In einer Erklärung am Freitagnachmittag Sagte Netanjahu Israel glaubt, dass das alte Abkommen “den Weg für den Iran zu einem nuklearen Arsenal ebnen wird”.

Am Donnerstag forderten US-Außenminister Antony Blinken und die Außenminister von Großbritannien, Deutschland und Frankreich den Iran auf, die Fortsetzung der Nuklearinspektionen der Vereinten Nationen zuzulassen und Nuklearaktivitäten einzustellen, die keinen glaubwürdigen zivilen Einsatz haben. Sie warnten davor, dass die iranischen Maßnahmen heikle Bemühungen bedrohen könnten, die Vereinigten Staaten wieder in das Abkommen von 2015 einzubeziehen und die Sanktionen zu beenden, die der iranischen Wirtschaft schaden.

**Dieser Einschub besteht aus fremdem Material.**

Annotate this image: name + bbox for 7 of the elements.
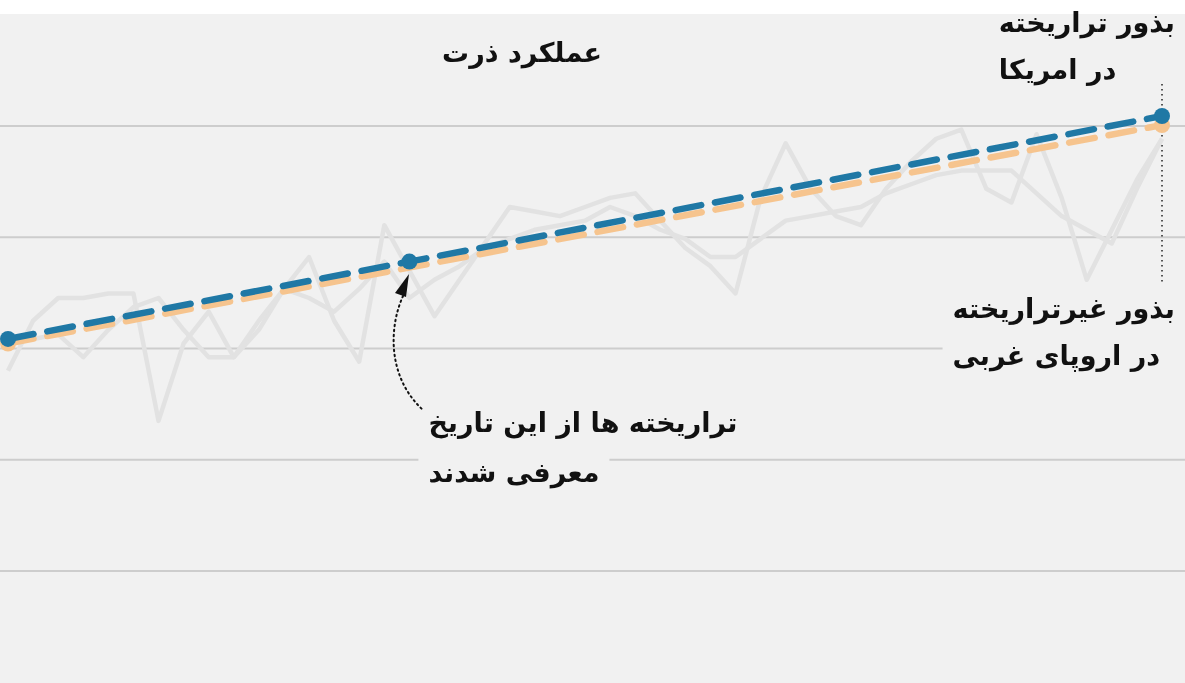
annotation: تراریخته ها از این تاریخ معرفی شدند: [428, 406, 738, 489]
chart-title: عملکرد ذرت: [442, 37, 602, 70]
point: [1154, 108, 1170, 124]
series-label: بذور تراریخته در امریکا: [998, 7, 1175, 87]
text: بذور غیرتراریخته در اروپای غربی: [952, 293, 1176, 373]
point: [0, 330, 16, 347]
point: [401, 253, 418, 270]
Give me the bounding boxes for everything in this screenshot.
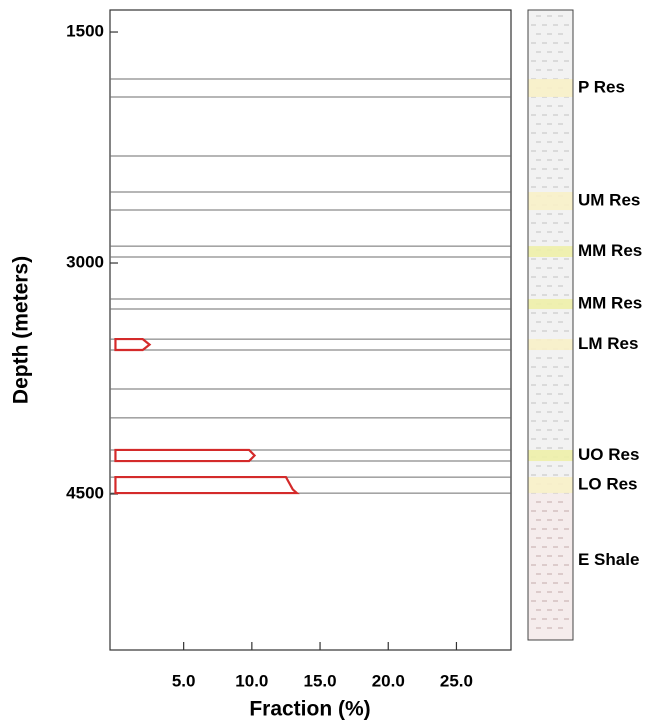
y-axis-title: Depth (meters)	[10, 256, 33, 404]
x-tick-label: 25.0	[440, 671, 473, 690]
x-tick-label: 15.0	[304, 671, 337, 690]
reservoir-zone	[528, 192, 573, 211]
reservoir-zone	[528, 477, 573, 494]
y-tick-label: 4500	[66, 483, 104, 502]
reservoir-zone	[528, 299, 573, 310]
zone-label: UM Res	[578, 191, 640, 210]
x-tick-label: 20.0	[372, 671, 405, 690]
y-tick-label: 1500	[66, 22, 104, 41]
fraction-profile	[114, 337, 152, 352]
x-tick-label: 5.0	[172, 671, 196, 690]
column-frame	[527, 9, 574, 641]
zone-label: MM Res	[578, 294, 642, 313]
fraction-profile	[114, 475, 300, 495]
zone-label: MM Res	[578, 241, 642, 260]
reservoir-zone	[528, 339, 573, 351]
plot-frame	[109, 9, 512, 651]
reservoir-zone	[528, 449, 573, 462]
reservoir-zone	[528, 78, 573, 98]
fraction-profile	[114, 448, 257, 463]
x-tick-label: 10.0	[235, 671, 268, 690]
y-tick-label: 3000	[66, 252, 104, 271]
zone-label: LM Res	[578, 334, 638, 353]
x-axis-title: Fraction (%)	[249, 698, 370, 721]
zone-label: UO Res	[578, 445, 639, 464]
zone-label: E Shale	[578, 550, 639, 569]
zone-label: P Res	[578, 77, 625, 96]
zone-label: LO Res	[578, 475, 638, 494]
shale-zone	[528, 493, 573, 640]
reservoir-zone	[528, 246, 573, 258]
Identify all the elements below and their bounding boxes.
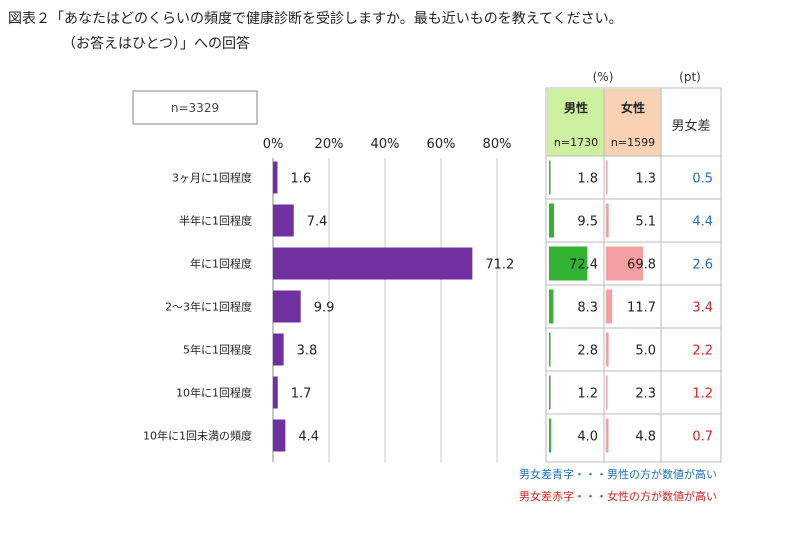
male-bar: [549, 418, 552, 453]
female-header-cell: [604, 89, 661, 156]
legend-note-red: 男女差赤字・・・女性の方が数値が高い: [519, 489, 717, 503]
category-label: 10年に1回未満の頻度: [143, 429, 252, 443]
unit-pt-label: (pt): [679, 70, 701, 84]
male-value: 1.8: [577, 172, 598, 187]
sample-box: [132, 90, 258, 125]
data-label: 1.7: [291, 387, 312, 402]
male-bar: [549, 160, 551, 195]
male-n-label: n=1730: [554, 136, 598, 149]
title-line-2: （お答えはひとつ）」への回答: [62, 35, 250, 52]
x-tick-label: 0%: [263, 137, 284, 152]
female-n-label: n=1599: [611, 136, 655, 149]
table-rows: 1.8 1.3 0.5 9.5 5.1 4.4 72.4 69.8 2.6 8.3 11.7 3.4 2…: [546, 160, 721, 453]
category-label: 10年に1回程度: [176, 386, 252, 400]
data-table: 男性 n=1730 女性 n=1599 男女差 1.8 1.3 0.5 9.5 5.1 4…: [545, 87, 722, 463]
diff-value: 4.4: [692, 215, 713, 230]
bar: [273, 376, 278, 409]
diff-value: 1.2: [692, 387, 713, 402]
data-label: 71.2: [485, 258, 514, 273]
male-bar: [549, 375, 551, 410]
male-header-label: 男性: [564, 100, 588, 115]
female-value: 5.0: [635, 344, 656, 359]
female-bar: [606, 332, 609, 367]
bar: [273, 204, 294, 237]
female-value: 11.7: [627, 301, 656, 316]
data-label: 9.9: [314, 301, 335, 316]
female-value: 2.3: [635, 387, 656, 402]
male-value: 1.2: [577, 387, 598, 402]
male-value: 8.3: [577, 301, 598, 316]
data-label: 1.6: [290, 172, 311, 187]
category-label: 年に1回程度: [190, 257, 252, 271]
male-bar: [549, 246, 588, 281]
female-value: 69.8: [627, 258, 656, 273]
male-value: 72.4: [569, 258, 598, 273]
bar: [273, 161, 278, 194]
bar: [273, 290, 301, 323]
female-value: 1.3: [635, 172, 656, 187]
female-bar: [606, 160, 608, 195]
male-bar: [549, 332, 551, 367]
category-label: 2～3年に1回程度: [165, 300, 252, 314]
bar: [273, 419, 286, 452]
male-header-cell: [547, 89, 604, 156]
diff-value: 3.4: [692, 301, 713, 316]
female-bar: [606, 289, 613, 324]
bar: [273, 333, 284, 366]
data-label: 3.8: [297, 344, 318, 359]
title-line-1: 図表２「あなたはどのくらいの頻度で健康診断を受診しますか。最も近いものを教えてく…: [8, 10, 623, 27]
female-header-label: 女性: [621, 100, 645, 115]
female-value: 4.8: [635, 430, 656, 445]
x-axis-ticks: 0% 20% 40% 60% 80%: [263, 137, 512, 152]
data-label: 7.4: [307, 215, 328, 230]
male-value: 9.5: [577, 215, 598, 230]
x-tick-label: 40%: [371, 137, 400, 152]
female-bar: [606, 203, 609, 238]
sample-label: n=3329: [171, 101, 219, 115]
bars: 3ヶ月に1回程度 1.6 半年に1回程度 7.4 年に1回程度 71.2 2～3年に1回程度…: [143, 161, 514, 452]
data-label: 4.4: [298, 430, 319, 445]
male-value: 4.0: [577, 430, 598, 445]
diff-value: 0.5: [692, 172, 713, 187]
category-label: 5年に1回程度: [183, 343, 252, 357]
female-value: 5.1: [635, 215, 656, 230]
legend-note-blue: 男女差青字・・・男性の方が数値が高い: [519, 467, 717, 481]
category-label: 3ヶ月に1回程度: [172, 171, 252, 185]
bar: [273, 247, 473, 280]
female-bar: [606, 375, 608, 410]
x-tick-label: 60%: [427, 137, 456, 152]
x-tick-label: 80%: [483, 137, 512, 152]
category-label: 半年に1回程度: [179, 214, 252, 228]
female-bar: [606, 418, 609, 453]
male-value: 2.8: [577, 344, 598, 359]
diff-value: 2.6: [692, 258, 713, 273]
diff-value: 0.7: [692, 430, 713, 445]
x-tick-label: 20%: [315, 137, 344, 152]
male-bar: [549, 203, 555, 238]
diff-header-label: 男女差: [671, 118, 710, 134]
male-bar: [549, 289, 554, 324]
diff-value: 2.2: [692, 344, 713, 359]
unit-pct-label: (%): [593, 70, 614, 84]
grid: [272, 158, 498, 462]
female-bar: [606, 246, 643, 281]
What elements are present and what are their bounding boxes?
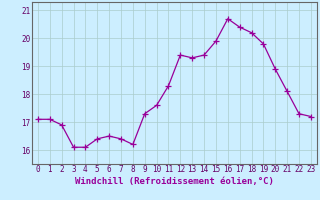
X-axis label: Windchill (Refroidissement éolien,°C): Windchill (Refroidissement éolien,°C) (75, 177, 274, 186)
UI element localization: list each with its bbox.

Der Iran “spielt mit dem Feuer”, sagte Bundesaußenminister Heiko Maas, der am Donnerstag in Paris mit seinen britischen und französischen Amtskollegen an Gesprächen teilnahm. Blinken hatte sich einer Videokonferenz angeschlossen.

Der Iran hat angekündigt, einige Inspektionen seiner Nuklearanlagen durch die IAEO nächste Woche einzustellen, wenn der Westen seine eigenen Verpflichtungen aus dem Abkommen von 2015 nicht umsetzt. Außerdem wird nächste Woche ein vierteljährlicher Bericht über die iranischen Nuklearaktivitäten veröffentlicht.